Friday, February 02, 2007

gaw gaw der-splunk

"oh, that's an invalid argument" replied the bitler, "the horsegas isn't cringeworthy"
"what" said Lrs. Wodgeworthy "do you mean?" lhe asked most precipitouslessly.
"you agree" said the bitler "that if one thing is held to be the same as another thing, then the two things are in fact, one, no?"
"i know, i know! it's a watermelon!" replied Lrs. Wodgeworthy.
"um. anyway. if two things are in fact one thing, then we have ensconced division!"
"isn't that illegal in Wilbertville" retorted Lrs. Wodgeworthy.
"i am attempting to argue (under some duress), that if we hold one thing to be the same as another thing, then if we can perfectly confuse that thing for something else, we have removed all distinctions between them: we can no longer discriminate between them. this is the essence of division."
"so the essence of division is illegal in Wilbertville" replied Lrs. Wodgeworthy.
"as a foil, you're completely useless, you know." blarbled the bitler.
"first outer inner last" algebraicised Wodgeworthy.
"so I was saying, if the essence of division is the explicit and intentional blurring of the differences and distinction between two things such that they are regarded as the same and consequently we are left with one thing and a thing divided: a piece of information which is distilled out from the process of division. in most cases these are both numbers but only one of them might be a number and the other might not. in purely abstract operations on numbers, two numbers are distilled out: this is factorization." blarbled the bitler.
"you're an excellent tho' longwinded didactic device." skeedged Lrs. Wodgeworthy.
"at least you're getting metaconversational. I bet you twelve root seven ducats that you're the first one to break the fourth wall." expingulated the bitler.
"you're on. so you were saying..." responded Wodgeworthy.
"nits picked and cantilevers precisely balanced with the restoration of information and multiplication, and swerving purple at the horizon, is it no surprise that when mathematicians consider the edgy balance that addition and multiplication reach with the primes, they're led on a magical mystery tour that brings them straight to the cosmic galois group." coughed the bitler.
"I protest" (Wodgeworthy is being used as an advocate of common sense here) "the analogy that you're trying to draw between a so-called fundamental object / cosmic or cosmological galois group regardless of scope or reasoning system is rather uncalled for. "
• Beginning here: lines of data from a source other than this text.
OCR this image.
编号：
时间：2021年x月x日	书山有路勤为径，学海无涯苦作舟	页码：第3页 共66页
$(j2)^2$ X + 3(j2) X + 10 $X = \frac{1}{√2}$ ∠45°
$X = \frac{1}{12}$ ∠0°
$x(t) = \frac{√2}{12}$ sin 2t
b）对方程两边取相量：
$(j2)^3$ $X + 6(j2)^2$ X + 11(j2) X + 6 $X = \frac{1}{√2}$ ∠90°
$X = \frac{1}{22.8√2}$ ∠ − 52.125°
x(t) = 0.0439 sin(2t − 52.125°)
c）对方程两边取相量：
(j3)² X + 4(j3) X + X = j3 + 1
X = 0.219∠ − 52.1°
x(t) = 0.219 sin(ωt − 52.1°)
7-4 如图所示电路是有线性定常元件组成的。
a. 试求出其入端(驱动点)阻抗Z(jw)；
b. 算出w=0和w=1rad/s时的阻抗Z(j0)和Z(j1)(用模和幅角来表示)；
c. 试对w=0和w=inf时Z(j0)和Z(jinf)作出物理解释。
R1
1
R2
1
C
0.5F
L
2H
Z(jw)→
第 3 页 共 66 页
"But what" replied the Bitler "would the mathematician's Philosopher's Stone be?" -- "a cosmic and transcendental dictionary that would be able to interpolate between any theorem or mathematical structure and any other? Sure, the best they can do at the moment is yammer on about their particular specialties, but just imagine what you could do with such a thing. Rather than trying harried operations to express two different mathematical objects in two different categories or toposes using appropriate functors to image one to another, one would have this massively powerful structure representor/transformer. It wouldn't be the transformation group of the symmetries of the line or the plane, or a twenty four dimensional orbifold, or the Riemannian manifold of which E8 is the group of symmetries for. Take two mathematically disparate objects, like the monster group M and the julia set for sin(z) for z a quaternion. Now, you could force many relationships between them, but they'd all be hackneyed and unnatural. If you had the cosmic group, and I don't mean the cosmic galois group of the rationals that everyone's all ga-ga about at the moment, but The Cosmic Thang which connects J. Random X mathematical thingie to J. Random Y mathematical thingy in the most natural and supremely transparent manner, you could transform/connect/interpolate one thing to another. But it is not this quality which gives The Cosmic Thang it's nifty features. One can imagine finding unexpected rivulets and other stranger treasures presently undreamt of..." babbled the bitler.
"the reader is definitely bored now" yammered Wodgeworthy.
"you broke the fouth wall. those ducats are mine" yarrowed the bitler.